Which means that Plitnick agrees that sometimes the word Zionist is used as a pejorative proxy for "Jew" and therefore would fall under Facebook's hate speech policy. He admits that the way that white nationalists use the term is clearly antisemitic. So why shouldn't Facebook treat those cases as the antisemitism it is?
He gives no answer. He just says that when legitimate critics of Israel use the term, it never means Jews, so don't bother even checking it out.
Yet even the Left was forced to admit the blatant antisemitism in the British Labour party, often hiding behind "anti-Zionism."
Iranian and Arab media today will talk about "Zionist" control of the media or of banks, simply substituting "Zionist" for traditional anti-Jewish tropes. Only last week I wrote about an Arab article that claimed that Mohammed drove out the deceitful "Zionists" from Medina.
Denying that is denying reality, but Plitnick ludicrously claims that Palestinians and their allies are never antisemitic.
Plitnick's example of the far-right slur "Zionist Occupied Government" is clearly antisemitism. But the Left makes the same claim - that the "Zionist lobby" controls Congress and the White House. What, exactly, makes one of them antisemitic and the other one legitimate criticism? The stereotype is identical, the aims are identical, the language is nearly so. While Plitnick himself criticized some aspects of the infamous "Israel Lobby" book by Walt and Mearsheimer, he didn't consider it antisemitic, and plenty of people on the Left embraced its theme that is indistinguishable from "ZOG."
If even Plitnick agrees that some purported anti-Zionism is thinly disguised antisemitism, what could be wrong with Facebook learning how to identify this and treat it as the hate it is?
Because Plitnick and the groups behind this initiative want to defend left-wing and Arab antisemitism.

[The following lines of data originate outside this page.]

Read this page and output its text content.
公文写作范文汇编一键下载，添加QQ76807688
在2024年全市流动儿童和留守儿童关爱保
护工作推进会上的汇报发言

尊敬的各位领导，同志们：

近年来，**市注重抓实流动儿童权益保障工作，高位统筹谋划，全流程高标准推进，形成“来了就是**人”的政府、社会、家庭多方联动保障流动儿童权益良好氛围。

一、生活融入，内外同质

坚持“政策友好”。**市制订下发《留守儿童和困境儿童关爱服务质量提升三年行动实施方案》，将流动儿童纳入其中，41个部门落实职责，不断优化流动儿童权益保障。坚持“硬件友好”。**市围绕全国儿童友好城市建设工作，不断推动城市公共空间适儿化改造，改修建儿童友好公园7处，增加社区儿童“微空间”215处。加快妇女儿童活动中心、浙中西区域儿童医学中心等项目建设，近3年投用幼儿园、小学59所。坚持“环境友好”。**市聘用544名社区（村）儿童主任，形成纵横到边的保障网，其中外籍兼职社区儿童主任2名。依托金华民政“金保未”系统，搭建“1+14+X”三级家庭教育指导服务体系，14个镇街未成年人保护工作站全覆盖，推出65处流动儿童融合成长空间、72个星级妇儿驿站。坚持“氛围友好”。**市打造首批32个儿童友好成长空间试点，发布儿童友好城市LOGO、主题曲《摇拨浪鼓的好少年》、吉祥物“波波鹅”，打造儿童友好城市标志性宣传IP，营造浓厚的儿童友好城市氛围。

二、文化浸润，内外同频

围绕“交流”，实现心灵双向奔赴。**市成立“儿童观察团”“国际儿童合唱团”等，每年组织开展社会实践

They doesn't want it to be scrutinized. They want free reign to cross the line between legitimate criticism of Israel and hate. They want to allow the most vile antisemitism to be spouted from people on the Left and then defend it as mere "criticism of Israel."
Facebook wants to see what it can do to flag hate speech. People from the Left want to defend hate speech when it comes from their own side. Which means that they aren't against antisemitism - they just want to use the term to apply only to their ideological opponents.